The changing face of Tijuana's art and architecture landscape
Tijuana, the Mexican border town south of San Diego, has had, until recently, a reputation as a lawless enclave of vice and drugs, a destination for debauched American tourists and the turf of violent cartels. Despite dwindling tourist numbers and high crime rates - which spiked in the late 2000s - the city's creative class has been keeping busy, and its rising stars in architecture and cuisine are now earning international attention. In recognition of a rash of bold new buildings and cultural initiatives across the city, the LA-based gallerist Steve Turner recently launched Art Baja Tijuana, an annual festival of contemporary art.
Its first incarnation may have been modest in size, but Turner hopes to attract international collaborators in the future, and is planning to host festival events in various architecturally remarkable buildings around the city each year. For its inaugural outing, the main exhibition took place in a new residential house designed by Jorge Gracia, one of the city's most exciting architects.
Some of the artists involved in the festival, such as Petra Cortright and Fabiola Torres-Alzaga, were chosen from Turner's gallery roster; others, such as New Yorker Aaron Aujla, were picked for their relevance to the show's architectural theme. New talents included the emerging LA-based sound artist Tyler Adams and the Tijuanan street artist PANCA. All showed new work, some of which, like Pablo Rasgado's installation 'Anulación', was specially commissioned. Across town from Casa GS, Rasgado had sealed the windows and doors in a derelict pharmacy to transform the building into a giant, site-specific sculpture.

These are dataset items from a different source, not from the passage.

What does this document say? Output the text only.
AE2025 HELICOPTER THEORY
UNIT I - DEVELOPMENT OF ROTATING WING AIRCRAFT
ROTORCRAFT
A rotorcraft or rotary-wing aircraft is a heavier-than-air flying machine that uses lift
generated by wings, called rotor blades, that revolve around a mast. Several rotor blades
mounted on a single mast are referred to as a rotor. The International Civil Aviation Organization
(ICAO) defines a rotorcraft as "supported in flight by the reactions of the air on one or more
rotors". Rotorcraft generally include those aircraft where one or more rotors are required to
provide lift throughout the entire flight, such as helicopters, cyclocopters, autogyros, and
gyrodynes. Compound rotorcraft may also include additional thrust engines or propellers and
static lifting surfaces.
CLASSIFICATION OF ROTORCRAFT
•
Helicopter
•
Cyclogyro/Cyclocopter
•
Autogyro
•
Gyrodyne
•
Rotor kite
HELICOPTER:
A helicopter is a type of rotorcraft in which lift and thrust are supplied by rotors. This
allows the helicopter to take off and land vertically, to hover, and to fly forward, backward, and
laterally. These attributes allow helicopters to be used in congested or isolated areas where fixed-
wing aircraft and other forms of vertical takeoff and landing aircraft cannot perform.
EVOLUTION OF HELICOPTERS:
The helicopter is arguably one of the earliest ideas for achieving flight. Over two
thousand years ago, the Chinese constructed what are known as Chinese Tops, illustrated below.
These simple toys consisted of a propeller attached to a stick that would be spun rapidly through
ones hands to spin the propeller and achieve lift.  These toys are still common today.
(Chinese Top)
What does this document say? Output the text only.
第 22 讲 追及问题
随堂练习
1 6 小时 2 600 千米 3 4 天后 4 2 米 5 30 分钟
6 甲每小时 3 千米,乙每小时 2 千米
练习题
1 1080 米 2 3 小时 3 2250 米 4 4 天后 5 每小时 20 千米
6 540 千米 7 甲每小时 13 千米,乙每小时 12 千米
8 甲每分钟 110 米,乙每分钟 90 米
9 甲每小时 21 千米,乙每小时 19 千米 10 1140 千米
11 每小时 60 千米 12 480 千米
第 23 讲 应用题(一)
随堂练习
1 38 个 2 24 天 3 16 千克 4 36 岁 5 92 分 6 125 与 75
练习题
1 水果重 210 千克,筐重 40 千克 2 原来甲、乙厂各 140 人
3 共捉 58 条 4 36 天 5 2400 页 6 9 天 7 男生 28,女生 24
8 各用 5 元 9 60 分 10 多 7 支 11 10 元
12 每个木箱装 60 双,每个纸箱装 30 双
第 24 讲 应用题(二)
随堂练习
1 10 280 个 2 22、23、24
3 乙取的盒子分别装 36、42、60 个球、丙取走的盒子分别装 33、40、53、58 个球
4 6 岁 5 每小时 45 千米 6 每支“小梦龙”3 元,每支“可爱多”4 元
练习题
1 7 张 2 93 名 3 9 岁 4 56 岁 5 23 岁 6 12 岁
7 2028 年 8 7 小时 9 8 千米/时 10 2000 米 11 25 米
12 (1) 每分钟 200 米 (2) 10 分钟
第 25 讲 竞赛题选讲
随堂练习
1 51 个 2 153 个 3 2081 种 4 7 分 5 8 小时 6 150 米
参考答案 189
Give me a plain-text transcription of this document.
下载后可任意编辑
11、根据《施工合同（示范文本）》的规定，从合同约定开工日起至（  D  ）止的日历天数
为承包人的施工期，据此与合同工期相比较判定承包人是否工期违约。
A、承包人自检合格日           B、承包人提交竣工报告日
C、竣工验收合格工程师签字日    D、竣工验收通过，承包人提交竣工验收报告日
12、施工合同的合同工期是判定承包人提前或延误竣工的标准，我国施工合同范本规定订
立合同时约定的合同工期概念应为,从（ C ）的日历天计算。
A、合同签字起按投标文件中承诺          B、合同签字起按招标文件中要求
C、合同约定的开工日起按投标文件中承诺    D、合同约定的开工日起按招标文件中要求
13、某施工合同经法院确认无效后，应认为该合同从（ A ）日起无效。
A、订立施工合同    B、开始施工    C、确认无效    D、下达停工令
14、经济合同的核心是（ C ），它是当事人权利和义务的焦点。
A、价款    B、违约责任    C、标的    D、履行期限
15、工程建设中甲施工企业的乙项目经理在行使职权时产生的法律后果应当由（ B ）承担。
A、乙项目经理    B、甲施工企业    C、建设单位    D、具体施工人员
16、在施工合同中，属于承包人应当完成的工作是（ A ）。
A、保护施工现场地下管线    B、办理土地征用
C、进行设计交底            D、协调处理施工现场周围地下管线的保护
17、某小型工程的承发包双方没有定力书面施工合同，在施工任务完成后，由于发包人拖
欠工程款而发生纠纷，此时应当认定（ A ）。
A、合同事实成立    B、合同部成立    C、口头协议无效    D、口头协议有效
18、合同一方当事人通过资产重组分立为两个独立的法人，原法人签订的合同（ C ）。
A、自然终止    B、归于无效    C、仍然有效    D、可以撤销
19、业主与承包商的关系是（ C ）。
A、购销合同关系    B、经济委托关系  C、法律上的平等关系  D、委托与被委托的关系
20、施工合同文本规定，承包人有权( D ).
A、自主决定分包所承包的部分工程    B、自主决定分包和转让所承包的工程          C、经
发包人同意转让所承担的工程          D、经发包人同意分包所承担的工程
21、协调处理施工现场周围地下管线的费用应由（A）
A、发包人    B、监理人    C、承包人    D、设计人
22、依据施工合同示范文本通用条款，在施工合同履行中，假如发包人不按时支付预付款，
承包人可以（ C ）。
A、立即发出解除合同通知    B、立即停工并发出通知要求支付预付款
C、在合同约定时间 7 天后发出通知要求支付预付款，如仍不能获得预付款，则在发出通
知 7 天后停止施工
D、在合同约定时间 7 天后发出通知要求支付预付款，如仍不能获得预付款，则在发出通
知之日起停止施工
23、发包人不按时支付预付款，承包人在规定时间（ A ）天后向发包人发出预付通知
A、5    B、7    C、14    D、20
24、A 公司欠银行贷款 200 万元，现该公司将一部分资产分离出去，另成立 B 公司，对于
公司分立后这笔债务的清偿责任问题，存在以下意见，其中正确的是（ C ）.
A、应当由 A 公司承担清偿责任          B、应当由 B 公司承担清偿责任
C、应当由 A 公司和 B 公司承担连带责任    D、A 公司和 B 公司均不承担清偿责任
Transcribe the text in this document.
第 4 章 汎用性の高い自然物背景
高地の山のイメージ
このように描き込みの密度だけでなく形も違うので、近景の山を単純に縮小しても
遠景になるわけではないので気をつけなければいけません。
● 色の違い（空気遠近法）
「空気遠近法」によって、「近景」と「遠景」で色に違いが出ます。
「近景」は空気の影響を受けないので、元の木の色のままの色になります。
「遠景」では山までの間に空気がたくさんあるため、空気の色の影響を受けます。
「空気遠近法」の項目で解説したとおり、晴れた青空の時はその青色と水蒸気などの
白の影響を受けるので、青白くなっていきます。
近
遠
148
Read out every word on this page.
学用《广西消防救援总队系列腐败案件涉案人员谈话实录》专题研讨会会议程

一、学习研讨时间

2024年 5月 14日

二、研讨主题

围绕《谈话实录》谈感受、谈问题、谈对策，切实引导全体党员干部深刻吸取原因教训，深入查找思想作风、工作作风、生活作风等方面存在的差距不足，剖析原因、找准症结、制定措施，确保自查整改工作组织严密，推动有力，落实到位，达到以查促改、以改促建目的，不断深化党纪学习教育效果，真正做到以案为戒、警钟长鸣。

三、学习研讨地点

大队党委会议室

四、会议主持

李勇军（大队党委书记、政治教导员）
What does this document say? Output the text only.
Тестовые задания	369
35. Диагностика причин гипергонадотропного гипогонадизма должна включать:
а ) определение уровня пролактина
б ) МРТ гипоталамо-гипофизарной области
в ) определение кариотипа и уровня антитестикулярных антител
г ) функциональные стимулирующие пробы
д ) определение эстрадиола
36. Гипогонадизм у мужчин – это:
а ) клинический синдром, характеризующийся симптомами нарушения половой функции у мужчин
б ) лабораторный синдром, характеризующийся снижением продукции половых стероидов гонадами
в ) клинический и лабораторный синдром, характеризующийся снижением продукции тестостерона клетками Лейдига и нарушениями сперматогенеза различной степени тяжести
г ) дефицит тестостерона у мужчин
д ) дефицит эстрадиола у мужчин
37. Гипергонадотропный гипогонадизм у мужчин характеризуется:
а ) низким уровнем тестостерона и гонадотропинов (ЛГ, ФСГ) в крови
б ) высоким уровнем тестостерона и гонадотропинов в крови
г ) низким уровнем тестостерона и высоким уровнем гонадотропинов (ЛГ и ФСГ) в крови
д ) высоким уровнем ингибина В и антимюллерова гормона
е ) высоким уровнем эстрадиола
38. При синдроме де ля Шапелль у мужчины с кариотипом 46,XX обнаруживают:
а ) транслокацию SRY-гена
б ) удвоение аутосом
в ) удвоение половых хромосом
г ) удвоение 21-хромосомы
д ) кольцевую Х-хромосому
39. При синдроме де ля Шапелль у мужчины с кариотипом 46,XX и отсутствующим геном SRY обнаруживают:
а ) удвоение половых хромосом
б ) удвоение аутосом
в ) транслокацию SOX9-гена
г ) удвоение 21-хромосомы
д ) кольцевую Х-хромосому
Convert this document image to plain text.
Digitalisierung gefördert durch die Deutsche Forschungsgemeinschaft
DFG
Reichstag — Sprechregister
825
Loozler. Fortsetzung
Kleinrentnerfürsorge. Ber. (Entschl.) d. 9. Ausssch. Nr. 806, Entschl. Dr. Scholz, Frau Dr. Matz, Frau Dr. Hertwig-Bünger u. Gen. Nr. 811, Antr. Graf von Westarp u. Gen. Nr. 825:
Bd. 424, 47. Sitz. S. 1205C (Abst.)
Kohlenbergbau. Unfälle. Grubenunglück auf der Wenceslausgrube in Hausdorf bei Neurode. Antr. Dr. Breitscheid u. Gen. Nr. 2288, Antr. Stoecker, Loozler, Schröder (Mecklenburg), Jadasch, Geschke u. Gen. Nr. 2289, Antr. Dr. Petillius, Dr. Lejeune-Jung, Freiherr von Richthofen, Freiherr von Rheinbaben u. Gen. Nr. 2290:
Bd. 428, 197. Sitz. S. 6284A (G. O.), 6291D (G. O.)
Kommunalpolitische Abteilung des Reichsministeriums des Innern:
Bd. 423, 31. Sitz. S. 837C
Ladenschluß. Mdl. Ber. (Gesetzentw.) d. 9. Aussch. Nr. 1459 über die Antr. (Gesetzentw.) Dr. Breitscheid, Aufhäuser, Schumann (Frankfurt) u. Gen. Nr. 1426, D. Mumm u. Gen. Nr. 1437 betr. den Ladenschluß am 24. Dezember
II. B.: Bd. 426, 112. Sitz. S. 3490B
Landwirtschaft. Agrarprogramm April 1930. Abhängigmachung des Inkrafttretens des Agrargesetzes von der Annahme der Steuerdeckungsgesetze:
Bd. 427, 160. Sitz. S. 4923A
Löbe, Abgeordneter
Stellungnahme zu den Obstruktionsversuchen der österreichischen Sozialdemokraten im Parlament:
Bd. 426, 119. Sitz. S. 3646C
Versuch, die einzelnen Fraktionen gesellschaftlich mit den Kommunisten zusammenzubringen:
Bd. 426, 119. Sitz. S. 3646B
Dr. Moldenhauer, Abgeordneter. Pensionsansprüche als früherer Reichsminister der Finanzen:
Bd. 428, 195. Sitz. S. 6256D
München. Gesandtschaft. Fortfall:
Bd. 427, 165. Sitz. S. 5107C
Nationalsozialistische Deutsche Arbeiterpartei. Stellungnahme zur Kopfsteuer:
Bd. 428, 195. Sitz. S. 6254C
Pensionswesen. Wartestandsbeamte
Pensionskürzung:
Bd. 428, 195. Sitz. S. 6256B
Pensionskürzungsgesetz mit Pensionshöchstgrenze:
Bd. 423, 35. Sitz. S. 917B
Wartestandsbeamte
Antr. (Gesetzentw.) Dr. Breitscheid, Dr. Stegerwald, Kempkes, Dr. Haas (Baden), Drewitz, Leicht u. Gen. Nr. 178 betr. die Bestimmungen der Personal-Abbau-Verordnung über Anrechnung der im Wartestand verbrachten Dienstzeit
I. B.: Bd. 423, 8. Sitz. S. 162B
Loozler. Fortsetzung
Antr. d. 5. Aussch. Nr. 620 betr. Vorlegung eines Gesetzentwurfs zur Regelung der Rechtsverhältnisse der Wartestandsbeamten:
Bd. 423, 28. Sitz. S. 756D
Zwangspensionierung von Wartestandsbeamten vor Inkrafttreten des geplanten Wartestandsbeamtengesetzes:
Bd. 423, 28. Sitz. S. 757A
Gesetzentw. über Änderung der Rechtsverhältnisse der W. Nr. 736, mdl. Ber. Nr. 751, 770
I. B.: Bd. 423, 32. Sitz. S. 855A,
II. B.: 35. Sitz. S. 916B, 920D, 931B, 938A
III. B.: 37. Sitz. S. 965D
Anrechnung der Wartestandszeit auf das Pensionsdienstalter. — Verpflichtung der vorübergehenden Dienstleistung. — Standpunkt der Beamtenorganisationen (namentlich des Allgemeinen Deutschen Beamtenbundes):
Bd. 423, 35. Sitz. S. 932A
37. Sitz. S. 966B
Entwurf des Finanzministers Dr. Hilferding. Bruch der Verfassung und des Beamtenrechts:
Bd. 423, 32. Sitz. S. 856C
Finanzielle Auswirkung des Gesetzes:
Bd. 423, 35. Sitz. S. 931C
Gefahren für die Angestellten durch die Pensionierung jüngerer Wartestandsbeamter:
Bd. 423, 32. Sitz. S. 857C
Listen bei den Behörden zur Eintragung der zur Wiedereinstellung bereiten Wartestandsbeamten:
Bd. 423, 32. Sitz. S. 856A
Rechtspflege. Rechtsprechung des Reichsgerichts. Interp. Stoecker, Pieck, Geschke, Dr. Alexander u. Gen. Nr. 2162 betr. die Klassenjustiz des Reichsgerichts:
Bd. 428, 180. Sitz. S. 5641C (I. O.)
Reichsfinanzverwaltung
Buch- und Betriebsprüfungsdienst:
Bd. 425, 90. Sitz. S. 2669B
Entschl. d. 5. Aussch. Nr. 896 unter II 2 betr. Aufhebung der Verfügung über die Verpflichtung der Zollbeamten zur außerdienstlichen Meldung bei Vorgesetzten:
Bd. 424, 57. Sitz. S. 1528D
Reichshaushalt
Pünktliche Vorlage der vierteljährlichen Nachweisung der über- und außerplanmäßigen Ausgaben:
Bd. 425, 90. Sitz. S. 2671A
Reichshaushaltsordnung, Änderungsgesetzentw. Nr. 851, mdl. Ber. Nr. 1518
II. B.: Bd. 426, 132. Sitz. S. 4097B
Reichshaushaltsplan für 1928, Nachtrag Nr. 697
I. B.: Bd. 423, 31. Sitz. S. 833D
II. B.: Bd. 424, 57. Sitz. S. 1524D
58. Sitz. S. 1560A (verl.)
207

In tandem with Art Baja Tijuana, a food and architecture tour took us on a journey around notable buildings across the city. The first stop was the striking extension to CECUT - the Centro Cultural Tijuana - designed by Eugenio Velázquez in 2008. The giant sphere of CECUT's central IMAX cinema, built nearly 30 years ago, has become one of the city's landmarks, alongside its 200-foot steel arch (which replicates St Louis' Gateway Arch in the US) erected to celebrate the millennium.
Aside from some impressive Spanish Revival architecture dating from Tijuana's heyday as a gambling capital in the 1930s, much of the city seems unplanned and carelessly constructed. Many residential neighbourhoods grew from temporary migrant settlements, especially after the devastating Mexico City earthquake of 1985. Gracia says he sees Tijuana today as a blank canvas; there is plenty of cheap land, low labour costs, few building regulations and clients are open to experimentation. 'It's like a lab,' he says. His elegant Culinary Art School building, now three years old, combines affordable materials such as rusted steel, poured concrete and garapa wood.
The poor Camino Verde neighbourhood has been particularly afflicted by gang violence. A new community centre, designed by Ramón Guillot, and an award-winning digital library known as Casa de las Ideas, by CRO studio, are both sited on reclaimed land between two gang territories, next to a new park, outdoor gym and skate-park.
At the other end of the economic spectrum is Guillot's 14-floor office building, VIA Corporativo. It is Baja California's first LEED-certified, 'green' building, and also contains the high-end restaurant Mision 19, run by Tijuana's acclaimed chef Javier Plascencia. The marriage between gastronomy, architecture and art promises to drive Tijuana's future, as new businesses open, the art fair raises its profile and culinary empires - such as Plascencia's - continue to grow.